To date First Star has had two cohorts complete the entire four-year program, and the exit statistics are astounding. The average high school graduation rate for foster youth is 45 percent, but 100 percent of First Star’s seniors graduated high school. Ninety-two percent of First Star students went on to attend college, including 46 percent to four-year universities.
“No one has a foster youth college prep program as holistic and meaningful as First Star,” Chan said.
First Star launched in 2011 and currently operates at the following universities: CUNY Staten Island, The George Washington University, Loyola University Chicago, Rowan University, UCLA, University of Central Florida, University of Connecticut and University of Rhode Island.
Each academy has the freedom to implement various initiatives into their programming. “We believe in innovation at the grassroots level. We don’t force a model on every academy. There are the basic fundamentals – its purpose is to get them into college – beyond that there are all sorts of experiments that have been done at academies,” Samuelson said.
Each program cohort covers an age group and academic grade. There is a maximum cohort of 30 students, and a 120-student maximum for each campus. There are at most three cohorts on a campus at once.
“First Star does not run these academies. It’s the nonprofit version of McDonalds.

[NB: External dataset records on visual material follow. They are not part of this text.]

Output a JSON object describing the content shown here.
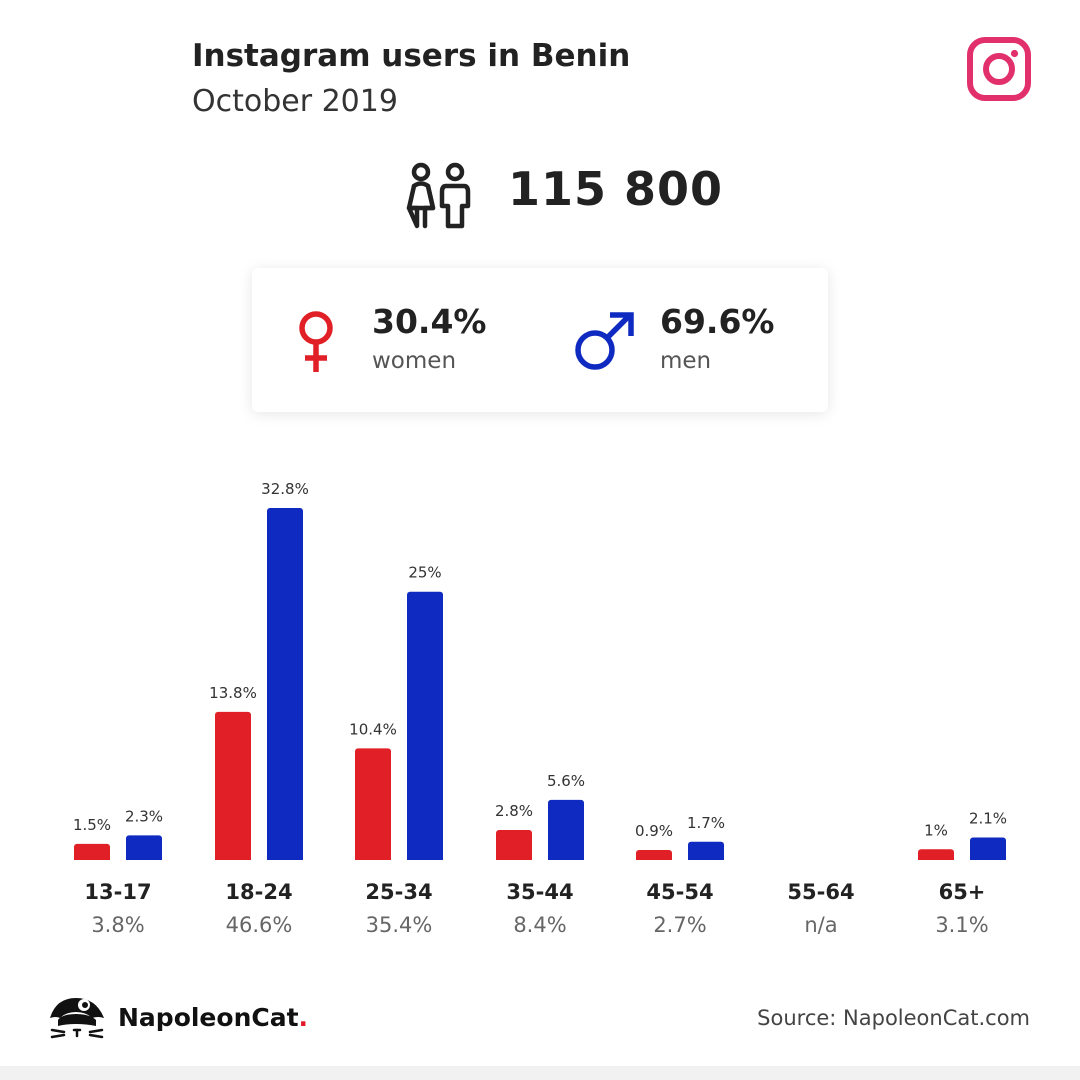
{
  "header": {
    "title": "Instagram users in Benin",
    "subtitle": "October 2019"
  },
  "flag": {
    "green": "#1c8f55",
    "yellow": "#fbd116",
    "red": "#e8112d"
  },
  "icons": {
    "brand": "instagram-icon",
    "people": "people-icon",
    "female": "female-symbol-icon",
    "male": "male-symbol-icon",
    "logo": "napoleoncat-logo-icon"
  },
  "total_users": "115 800",
  "gender": {
    "women": {
      "pct": "30.4%",
      "label": "women",
      "color": "#e01f26"
    },
    "men": {
      "pct": "69.6%",
      "label": "men",
      "color": "#0f2ac1"
    }
  },
  "chart_data": {
    "type": "bar",
    "categories": [
      "13-17",
      "18-24",
      "25-34",
      "35-44",
      "45-54",
      "55-64",
      "65+"
    ],
    "series": [
      {
        "name": "women",
        "color": "#e01f26",
        "values": [
          1.5,
          13.8,
          10.4,
          2.8,
          0.9,
          null,
          1
        ],
        "labels": [
          "1.5%",
          "13.8%",
          "10.4%",
          "2.8%",
          "0.9%",
          "",
          "1%"
        ]
      },
      {
        "name": "men",
        "color": "#0f2ac1",
        "values": [
          2.3,
          32.8,
          25,
          5.6,
          1.7,
          null,
          2.1
        ],
        "labels": [
          "2.3%",
          "32.8%",
          "25%",
          "5.6%",
          "1.7%",
          "",
          "2.1%"
        ]
      }
    ],
    "totals": [
      "3.8%",
      "46.6%",
      "35.4%",
      "8.4%",
      "2.7%",
      "n/a",
      "3.1%"
    ],
    "ylim": [
      0,
      32.8
    ],
    "grid": false,
    "legend": "none"
  },
  "footer": {
    "brand_name": "NapoleonCat",
    "brand_dot": ".",
    "source": "Source: NapoleonCat.com"
  }
}
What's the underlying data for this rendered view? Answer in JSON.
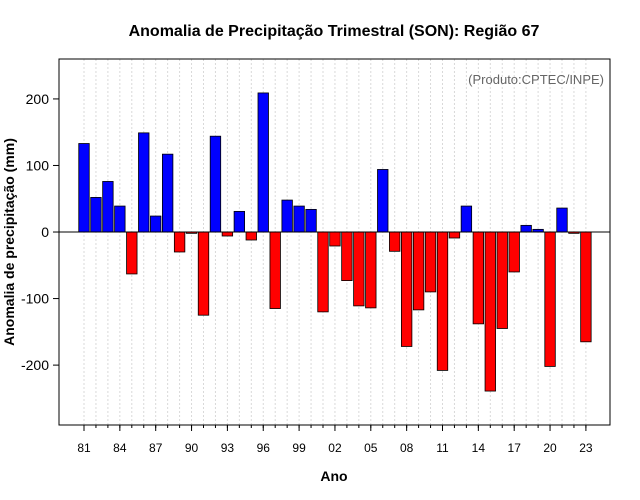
{
  "chart_data": {
    "type": "bar",
    "title": "Anomalia de Precipitação Trimestral (SON): Região 67",
    "xlabel": "Ano",
    "ylabel": "Anomalia de precipitação (mm)",
    "credit": "(Produto:CPTEC/INPE)",
    "ylim": [
      -290,
      260
    ],
    "yticks": [
      -200,
      -100,
      0,
      100,
      200
    ],
    "ytick_labels": [
      "-200",
      "-100",
      "0",
      "100",
      "200"
    ],
    "x_tick_labels": [
      "81",
      "84",
      "87",
      "90",
      "93",
      "96",
      "99",
      "02",
      "05",
      "08",
      "11",
      "14",
      "17",
      "20",
      "23"
    ],
    "x_tick_years": [
      1981,
      1984,
      1987,
      1990,
      1993,
      1996,
      1999,
      2002,
      2005,
      2008,
      2011,
      2014,
      2017,
      2020,
      2023
    ],
    "years": [
      1981,
      1982,
      1983,
      1984,
      1985,
      1986,
      1987,
      1988,
      1989,
      1990,
      1991,
      1992,
      1993,
      1994,
      1995,
      1996,
      1997,
      1998,
      1999,
      2000,
      2001,
      2002,
      2003,
      2004,
      2005,
      2006,
      2007,
      2008,
      2009,
      2010,
      2011,
      2012,
      2013,
      2014,
      2015,
      2016,
      2017,
      2018,
      2019,
      2020,
      2021,
      2022,
      2023
    ],
    "values": [
      133,
      52,
      76,
      39,
      -63,
      149,
      24,
      117,
      -30,
      -2,
      -125,
      144,
      -6,
      31,
      -12,
      209,
      -115,
      48,
      39,
      34,
      -120,
      -21,
      -73,
      -111,
      -114,
      94,
      -29,
      -172,
      -117,
      -90,
      -208,
      -9,
      39,
      -138,
      -239,
      -145,
      -60,
      10,
      4,
      -202,
      36,
      -2,
      -165
    ],
    "colors": {
      "positive": "#0000ff",
      "negative": "#ff0000",
      "zero_line": "#000000",
      "grid": "#d9d9d9"
    },
    "grid": true
  }
}
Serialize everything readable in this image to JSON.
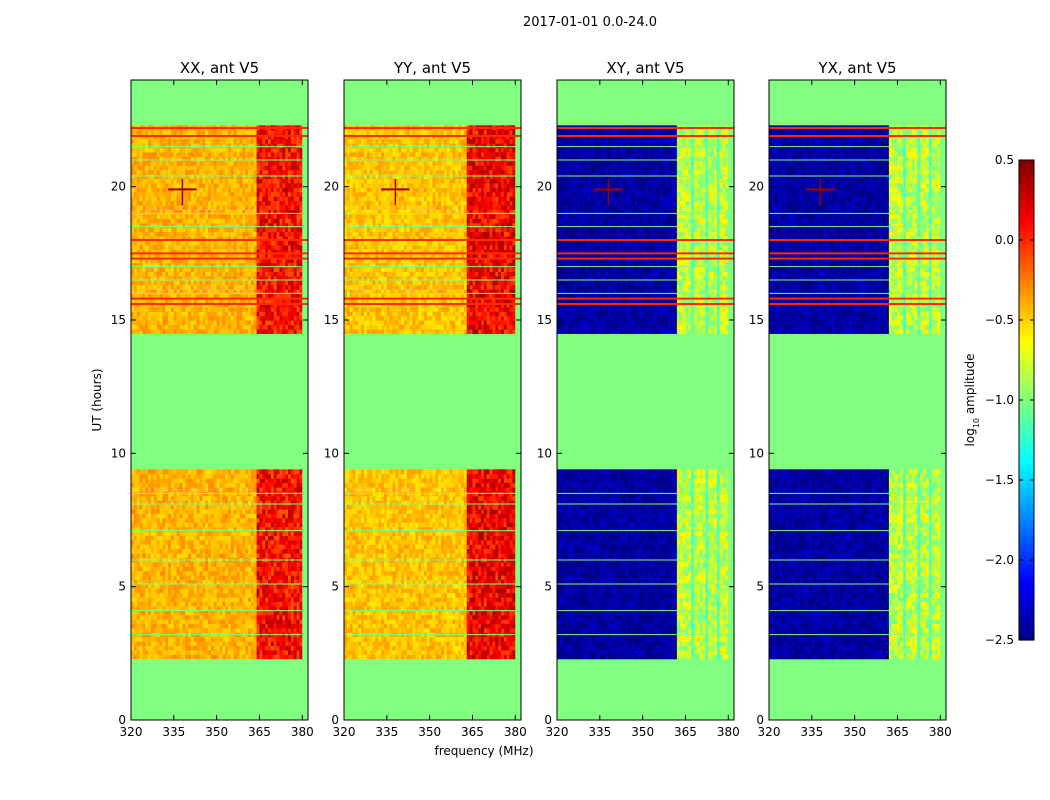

We’ve got all the designs, but each academy is run by its respective university,” Samuelson said.
Academies are typically run out of law schools, social work schools or academic affairs offices, and local organizations often provide community supports.
“First Star is in one corner, the university in a second corner, child protective services in a third corner and local practitioners in a supportive community in the fourth corner,” Samuelson said.
Every new academy is a new university initiative, and the key to academy success is creating multi-way partnerships. “It’s a collaborative effort as opposed to working in silos,” Chan said.

Students and mentors gather in a classroom at Rowan University’s First Star Academy. Photo: Devon Ziminski
Beyond a program director and assistant director for each academy, First Star and its partnering universities hire youth mentors, graduate and undergraduate university students, who serve as role models for the foster youth students. “Who they really want to emulate is someone who is 21, 22, 25, and they very rapidly they form themselves in a vibrant family, and it’s very real and meaningful and very emotionally felt by them,” Samuelson said.
First Star aims to leverage partnerships that can engage entire universities around supporting foster youth. “Universities are an untapped resource, as are their faculty and staff,” Chan said. “We want our students to be surrounded by people they are inspired by.”
Looking forward, First Star hopes to expand to thirteen or fourteen academies by summer 2017.
“We want to be proactive rather than reactive. We’re passionate about fixing a system that people think is not broken,” Chan said.